Housecall Providers clinician visits Uganda with Project Helping Hands

May 15, 2014
Pam Hiransomboon-Vogel modeling her "exam room" in Nangaiza.

Pam Hiransomboon-Vogel modeling her “exam room” in Nangaiza.

When Housecall Providers (HCP) clinician Pam Hiransomboon-Vogel, FNP was working as an RN in the intensive care unit of Oregon Health Science University, her coworker inadvertently planted a seed in her mind. He mentioned that his father was the medical director of Project Helping Hands, an Oregon nonprofit that sends medical volunteers overseas to provide treatment to those who lack access to healthcare. Pam, who had always wanted to visit Africa, started playing with the idea of combining her medical skills with traveling abroad. Eight years later, that thought became a reality when she was selected to a Project Helping Hands medical team headed for Uganda.

Pam returned last February from three weeks in Uganda splitting her time between Kampala, the capital city and the remote village of Nangaiza seven hours away. “Our team (clinicians and RNs) consisted of 11 members from across the US.  Four of us were from Portland, two being my good friends, so that helped ease my transition into a developing world,” Pam said.

The medical issues Pam encountered were quite different than the ones she sees daily as a clinician primarily treating a senior population. In Uganda, the median age of its citizens is 15 years old. Malaria is rampant and the leading cause of death for children under the age of five. “My medical training spans all ages, but after working at Housecall Providers for years, I wanted my colleagues to review my notes on children I had treated to check if I had diagnosed and prescribed correctly.”
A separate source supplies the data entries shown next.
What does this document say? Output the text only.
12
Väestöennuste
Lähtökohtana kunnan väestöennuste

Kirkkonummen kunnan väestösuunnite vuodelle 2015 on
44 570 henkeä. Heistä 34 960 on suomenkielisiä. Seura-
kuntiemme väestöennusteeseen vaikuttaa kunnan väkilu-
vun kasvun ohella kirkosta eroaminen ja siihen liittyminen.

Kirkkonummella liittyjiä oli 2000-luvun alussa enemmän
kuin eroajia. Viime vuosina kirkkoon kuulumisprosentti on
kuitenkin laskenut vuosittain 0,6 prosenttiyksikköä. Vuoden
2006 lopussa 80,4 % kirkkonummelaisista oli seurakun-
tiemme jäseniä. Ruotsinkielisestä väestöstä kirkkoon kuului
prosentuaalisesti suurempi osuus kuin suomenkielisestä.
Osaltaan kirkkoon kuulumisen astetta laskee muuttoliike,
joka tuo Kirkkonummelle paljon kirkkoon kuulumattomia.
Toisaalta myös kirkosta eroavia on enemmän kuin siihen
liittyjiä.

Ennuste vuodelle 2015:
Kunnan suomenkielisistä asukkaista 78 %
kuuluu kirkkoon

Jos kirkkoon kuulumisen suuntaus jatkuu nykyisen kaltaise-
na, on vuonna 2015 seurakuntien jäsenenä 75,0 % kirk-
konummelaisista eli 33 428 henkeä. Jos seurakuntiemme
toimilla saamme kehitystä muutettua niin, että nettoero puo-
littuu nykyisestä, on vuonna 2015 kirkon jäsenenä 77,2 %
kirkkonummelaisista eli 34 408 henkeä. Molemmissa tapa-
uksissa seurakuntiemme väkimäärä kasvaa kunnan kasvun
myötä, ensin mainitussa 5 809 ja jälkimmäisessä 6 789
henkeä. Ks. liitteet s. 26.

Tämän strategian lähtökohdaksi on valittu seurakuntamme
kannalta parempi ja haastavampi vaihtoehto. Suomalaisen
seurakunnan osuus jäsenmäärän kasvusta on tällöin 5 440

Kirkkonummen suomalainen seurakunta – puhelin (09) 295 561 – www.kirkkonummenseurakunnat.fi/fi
All Project Helping Hands volunteers are expected to bring medical supplies with them so Pam raised a $1,000 through the online site Go Fund Me, funds that paid for her two suitcases full of supplies like Tylenol, prenatal and children’s vitamins, bandages, gloves, and Tums. Apparently, heartburn is a real health problem in Uganda because their diet consists mainly of a steamed green banana called matoke, a food that creates a lot of acid. “They aren’t relating the food to their symptoms, so much of my care focused on patient education.”

The beautiful, friendly faces of the Ugandan children.

The beautiful, friendly faces of the Ugandan children.

In Kampala, the team was hosted by Robert, a local pastor who offered his church’s space for the clinic. The team took one day to set up, using tablecloths and string to create the illusion of six “exam rooms.”  Although Uganda has a national healthcare system, the public hospitals are difficult to access and it is the treatment that is free, not the diagnostics. Little clinics like these play a vital role in helping to identify illnesses that require treatment at a hospital. Pam treated mainly worm infections, heartburn, headaches from dehydration or untreated hypertension and skin, fungal and bacterial infections and malaria.

In Nangaiza, their accommodations weren’t as luxurious, as the clinic had to be set up in the open air. This added great excitement each evening when at sundown the hordes of mosquitos and insects would dive bomb their headlamps during examinations. Health wise, the main differences between the two sites were the lack of skin infections and the increase of high blood pressure. “In Nangaiza, I was told that everyone is related so seeing evidence of high blood pressure does make sense. We also saw more malaria cases in the village than the city.”

One observation that struck her as odd was the amount of cell phones or SIM cards that so many Ugandans possess. True, in recent years Africa has experience a boom in cell phone usage leading many to speculate or hope that their use will begin to transform the continent. “There is no running water or electricity, yet people have this technology. It was very strange for me to be ‘Facebooking’ from a rice paddy.”

In Kampala, Pam was seeing 20 to 25 patients a day, by the last day in Nangaiza she treated 60 patients. “My documentation at the beginning was very thorough, by the end, I was more concerned with being as concise and seeing as many people as possible.”  All told, the team saw 2,200 patients over an eight day period – a feat that seems almost impossible.  “I really didn’t know what to expect from the experience, except I knew it would be long, intense, and hot hours.”

A trip like this can’t help but affect one’s perspective and for Pam a sense of gratitude seems to permeate her experience. “I think about how lucky we are in the U.S. and all the things we take for granted like basic sanitation, access to medicine, running water and electricity. One thing my husband has noticed since my return is that I seem to complain a lot less.”

The medical team posing in front of the sign announcing their arrival.

The medical team posing in front of the sign announcing their arrival.